Spent a couple hours working new parts of the site, but found bupkis. Decided to do something I rarely do, but figured it was appropriate in this case, and re-grided the hot zone where the 8 old coins came from, from a 90 degree angle of the first grid. The theory was, with so much awkward vegetation and iron, it would be impossible to hit every target the first time, so no doubt I’d get that seated half dime from a different angle this time, wouldn’t I?
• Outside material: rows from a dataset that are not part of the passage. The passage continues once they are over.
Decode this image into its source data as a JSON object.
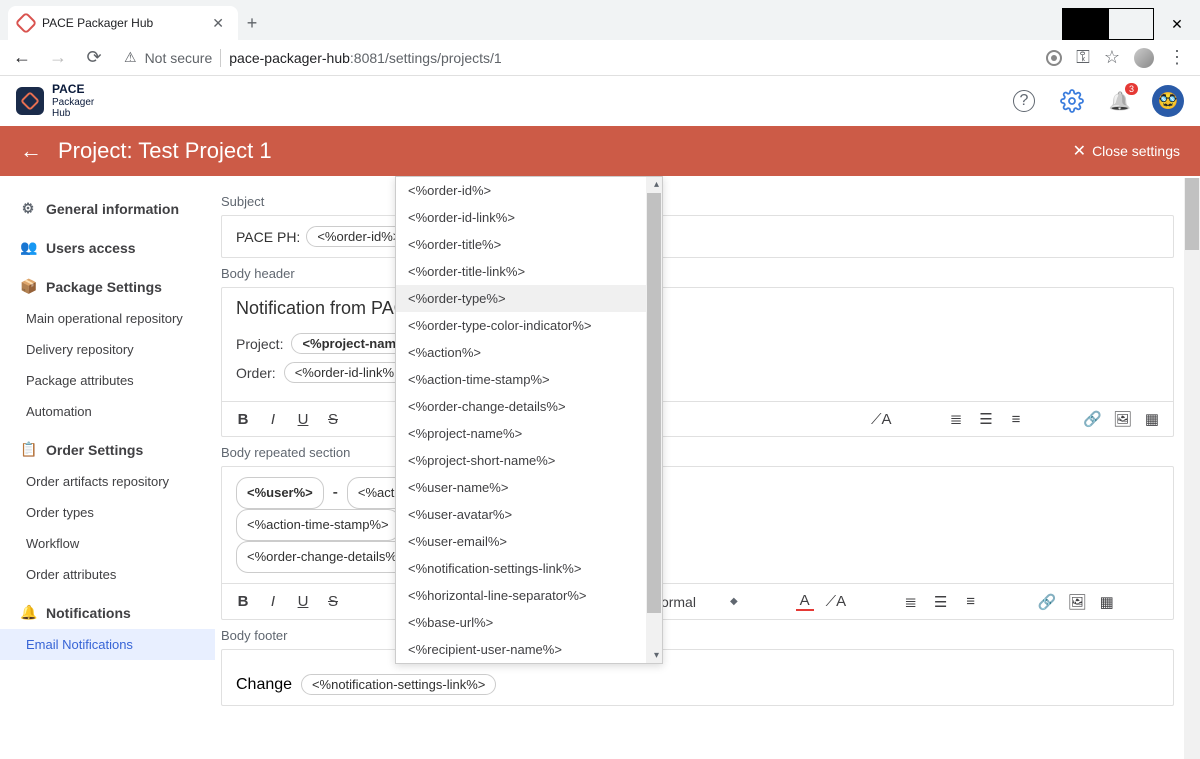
{
  "browser": {
    "tab_title": "PACE Packager Hub",
    "not_secure": "Not secure",
    "host": "pace-packager-hub",
    "port_path": ":8081/settings/projects/1"
  },
  "app": {
    "logo1": "PACE",
    "logo2": "Packager",
    "logo3": "Hub",
    "badge": "3"
  },
  "pagebar": {
    "title": "Project: Test Project 1",
    "close": "Close settings"
  },
  "sidebar": {
    "general": "General information",
    "users": "Users access",
    "pkg_settings": "Package Settings",
    "main_repo": "Main operational repository",
    "delivery_repo": "Delivery repository",
    "pkg_attr": "Package attributes",
    "automation": "Automation",
    "order_settings": "Order Settings",
    "order_artifacts": "Order artifacts repository",
    "order_types": "Order types",
    "workflow": "Workflow",
    "order_attr": "Order attributes",
    "notifications": "Notifications",
    "email_notif": "Email Notifications"
  },
  "sections": {
    "subject": "Subject",
    "body_header": "Body header",
    "body_repeated": "Body repeated section",
    "body_footer": "Body footer"
  },
  "subject": {
    "prefix": "PACE PH:",
    "tag1": "<%order-id%>",
    "dash": "-"
  },
  "body_header": {
    "title": "Notification from PAC",
    "project_label": "Project:",
    "project_tag": "<%project-name",
    "order_label": "Order:",
    "order_tag": "<%order-id-link%"
  },
  "body_repeated": {
    "user_tag": "<%user%>",
    "dash1": "-",
    "action_tag": "<%action%",
    "ts_tag": "<%action-time-stamp%>",
    "dash2": "-",
    "ocd_tag": "<%order-change-details%>",
    "typed": "<%"
  },
  "body_footer": {
    "change": "Change",
    "nsl_tag": "<%notification-settings-link%>"
  },
  "toolbar": {
    "normal": "Normal"
  },
  "dd": {
    "items": [
      "<%order-id%>",
      "<%order-id-link%>",
      "<%order-title%>",
      "<%order-title-link%>",
      "<%order-type%>",
      "<%order-type-color-indicator%>",
      "<%action%>",
      "<%action-time-stamp%>",
      "<%order-change-details%>",
      "<%project-name%>",
      "<%project-short-name%>",
      "<%user-name%>",
      "<%user-avatar%>",
      "<%user-email%>",
      "<%notification-settings-link%>",
      "<%horizontal-line-separator%>",
      "<%base-url%>",
      "<%recipient-user-name%>"
    ],
    "hover_index": 4
  }
}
I didn’t, but I did yet another largie. Just proves re-gridding has some value. I’m not surprised I missed it the first time, cause I almost missed it the second time as well. Was a deep, iffy, 11-45, maybe silver, maybe ferrous, that I was certain would be a seated, and was a grueling 8-9 inches deep in rocks and iron. Took me 10 minutes to dig it out, I was, of course, a bit disappointed that it was yet another penny, but, for Chester County coppers and our acidic soil, its not half bad. Possibly my best largie ever, but that ain’t saying much.
Its an 1816. The coin is better than the photography.
I’m a bit mystified by the site. A large colonial era ruins, active til the 1930s aerials, derelict in the 1950s aerials, having bupkis everywhere except a very small hot zone which produced 9 pennies spanning 3 centuries. And, this hot zone is only 10 by 30 yards. Well, I’ll never figure this game out, will I?